With vaping, I get the nicotine I so craved, but without the other junk. The effect feels different, but still very good. For me the effect is better. My body is much happier without the other stuff that cigarettes were delivering. I mentioned before that it was hard to track when you are done with vaping compared with smoking as when you smoke a cigarette, you reach the end of the cigarette and you are done. I’ve gotten better with this with vaping. It is more reliant on listening to your body. I found I had to slow down a bit to let the nicotine enter my bloodstream. What is nice, is now that I have an idea of what ‘satisfied’ feels like, I haven’t overdone it on the nicotine.
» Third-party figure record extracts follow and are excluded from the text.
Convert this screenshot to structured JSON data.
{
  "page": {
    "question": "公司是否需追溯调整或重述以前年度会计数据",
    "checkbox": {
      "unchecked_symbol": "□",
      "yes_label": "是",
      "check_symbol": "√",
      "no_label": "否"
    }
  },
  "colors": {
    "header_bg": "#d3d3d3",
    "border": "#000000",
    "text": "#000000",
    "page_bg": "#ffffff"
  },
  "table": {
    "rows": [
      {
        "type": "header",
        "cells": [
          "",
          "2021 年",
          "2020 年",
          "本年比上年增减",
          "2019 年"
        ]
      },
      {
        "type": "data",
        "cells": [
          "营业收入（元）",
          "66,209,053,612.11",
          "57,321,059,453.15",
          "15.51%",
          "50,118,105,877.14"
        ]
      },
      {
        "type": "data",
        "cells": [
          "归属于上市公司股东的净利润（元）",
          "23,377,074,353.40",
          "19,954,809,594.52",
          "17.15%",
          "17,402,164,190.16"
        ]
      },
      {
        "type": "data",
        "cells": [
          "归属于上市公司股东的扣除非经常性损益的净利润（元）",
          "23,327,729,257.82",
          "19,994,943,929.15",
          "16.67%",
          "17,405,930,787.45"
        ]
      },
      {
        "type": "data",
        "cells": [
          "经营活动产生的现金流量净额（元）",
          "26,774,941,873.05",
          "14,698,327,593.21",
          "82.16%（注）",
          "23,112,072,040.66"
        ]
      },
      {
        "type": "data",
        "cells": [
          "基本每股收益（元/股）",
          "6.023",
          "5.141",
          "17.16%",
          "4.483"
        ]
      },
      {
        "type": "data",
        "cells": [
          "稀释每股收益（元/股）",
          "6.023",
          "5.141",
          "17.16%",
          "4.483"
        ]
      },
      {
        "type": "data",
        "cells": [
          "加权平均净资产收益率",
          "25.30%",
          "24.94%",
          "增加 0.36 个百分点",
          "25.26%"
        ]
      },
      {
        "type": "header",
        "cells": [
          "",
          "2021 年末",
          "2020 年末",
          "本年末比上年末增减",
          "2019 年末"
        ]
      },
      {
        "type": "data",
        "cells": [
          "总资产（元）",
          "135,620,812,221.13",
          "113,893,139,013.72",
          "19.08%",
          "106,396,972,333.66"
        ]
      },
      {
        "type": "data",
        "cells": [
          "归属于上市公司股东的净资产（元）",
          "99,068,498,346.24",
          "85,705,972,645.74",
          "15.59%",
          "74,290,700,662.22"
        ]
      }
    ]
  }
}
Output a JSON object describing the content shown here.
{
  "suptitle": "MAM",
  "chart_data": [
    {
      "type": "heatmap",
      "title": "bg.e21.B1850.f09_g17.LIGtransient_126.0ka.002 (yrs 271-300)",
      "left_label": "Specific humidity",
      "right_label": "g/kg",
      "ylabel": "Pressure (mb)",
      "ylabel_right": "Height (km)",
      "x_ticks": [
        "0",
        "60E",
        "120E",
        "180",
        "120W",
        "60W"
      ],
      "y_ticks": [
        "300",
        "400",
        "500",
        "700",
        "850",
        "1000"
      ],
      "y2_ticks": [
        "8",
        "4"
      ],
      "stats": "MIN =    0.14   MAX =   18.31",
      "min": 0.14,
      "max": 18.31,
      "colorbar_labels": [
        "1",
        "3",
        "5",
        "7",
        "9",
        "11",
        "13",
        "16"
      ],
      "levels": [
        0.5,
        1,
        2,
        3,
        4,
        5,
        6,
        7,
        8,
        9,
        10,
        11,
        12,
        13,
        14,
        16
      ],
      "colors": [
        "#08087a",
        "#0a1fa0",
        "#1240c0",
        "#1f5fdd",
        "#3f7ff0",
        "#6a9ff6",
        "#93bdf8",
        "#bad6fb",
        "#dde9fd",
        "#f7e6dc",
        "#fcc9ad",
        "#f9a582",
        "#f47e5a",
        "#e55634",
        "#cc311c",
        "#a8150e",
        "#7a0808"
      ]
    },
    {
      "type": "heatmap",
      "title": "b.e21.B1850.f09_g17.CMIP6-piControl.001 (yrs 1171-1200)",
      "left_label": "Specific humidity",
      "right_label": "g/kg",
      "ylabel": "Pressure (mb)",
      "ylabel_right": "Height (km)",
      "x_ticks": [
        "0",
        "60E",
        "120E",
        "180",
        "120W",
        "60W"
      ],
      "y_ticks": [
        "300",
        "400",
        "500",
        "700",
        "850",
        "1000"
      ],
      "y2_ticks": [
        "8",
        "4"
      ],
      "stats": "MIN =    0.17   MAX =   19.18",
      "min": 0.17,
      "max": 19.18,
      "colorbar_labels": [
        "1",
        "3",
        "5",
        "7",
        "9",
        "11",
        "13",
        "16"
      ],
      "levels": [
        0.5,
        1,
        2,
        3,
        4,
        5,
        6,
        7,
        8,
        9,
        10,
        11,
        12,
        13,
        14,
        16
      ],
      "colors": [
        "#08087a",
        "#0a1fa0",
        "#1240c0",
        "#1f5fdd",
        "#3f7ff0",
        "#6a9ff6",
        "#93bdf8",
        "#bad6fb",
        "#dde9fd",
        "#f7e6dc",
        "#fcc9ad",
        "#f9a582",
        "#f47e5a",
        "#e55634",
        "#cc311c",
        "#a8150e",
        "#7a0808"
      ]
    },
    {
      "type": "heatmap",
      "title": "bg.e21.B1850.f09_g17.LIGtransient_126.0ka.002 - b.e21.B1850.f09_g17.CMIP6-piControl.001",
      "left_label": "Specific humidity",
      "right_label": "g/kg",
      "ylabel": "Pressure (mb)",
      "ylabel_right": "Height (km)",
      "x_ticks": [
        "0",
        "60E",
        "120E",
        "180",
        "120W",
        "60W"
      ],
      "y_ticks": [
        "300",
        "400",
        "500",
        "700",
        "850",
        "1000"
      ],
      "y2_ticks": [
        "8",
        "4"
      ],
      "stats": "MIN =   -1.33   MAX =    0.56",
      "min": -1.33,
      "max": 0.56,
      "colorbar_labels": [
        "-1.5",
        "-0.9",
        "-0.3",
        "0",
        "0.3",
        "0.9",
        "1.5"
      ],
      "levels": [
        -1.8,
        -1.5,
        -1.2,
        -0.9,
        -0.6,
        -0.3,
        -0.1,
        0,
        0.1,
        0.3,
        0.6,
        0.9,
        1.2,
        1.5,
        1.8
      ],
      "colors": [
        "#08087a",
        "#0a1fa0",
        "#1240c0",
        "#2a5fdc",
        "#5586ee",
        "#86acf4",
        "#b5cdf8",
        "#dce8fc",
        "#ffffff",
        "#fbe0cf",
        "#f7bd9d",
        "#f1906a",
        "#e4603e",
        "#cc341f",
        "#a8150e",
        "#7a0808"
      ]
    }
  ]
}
Sometimes, it is just two or three hits. Other times, it is more.

Initially, I purchased two flavours of juice: watermelon and chai. I kind of regret the watermelon now. That must have been the kid in me picking that one out. The Chai is really nice. I find the flavour complements the bite of the nicotine better than the watermelon. I don’t know that I will finish the watermelon as I decided after vaping it for a few days that I didn’t like it very much. I could probably vape chai forever. I have since picked up another two flavours: one that tastes like a strawberry milkshake, smooth and creamy, but not to sweet and another that tastes lightly of peaches but again not too sweet.

I’m also slowly starting to come out with my vaping. It is hard because smoking, for the most part, is always something I hid. Sure, I smoked socially in very specific situations, but nobody would ever call me a regular smoker. What I am finding works best is just telling the truth to people. That I started closet smoking again (truth), did not want to continue smoking cigarettes or hiding (truth),  I’m not ready to live without nicotine in my life (truth) and I am using vaping as a harm reduced way of ‘smoking’ without actually smoking. I’ve only told one friend so far and they were pretty accepting. I suspect I’ll get a variety of reactions and that some people will want me to quit.

While I recognize that it would be better to not  be addicted to a substance and that abstinence would probably be healthier as while vaping is less harmful, it still isn’t clear what the level of risk is. The only thing that is known is that the level of risk is much lower than smoking. I know that I would have continued to find ways of justifying my smoking because I was smoking so little. Because I was smoking so little, it was easy to delude myself into thinking I wasn’t addicted.

I’m interested and excited to see where things go from here. Right now, I’m glad to have found vaping as it has freed me from the cycle of conflicted feelings I had when indulging in smoking cigarettes, something I couldn’t seem to stop myself from doing despite all of my negative feelings about it.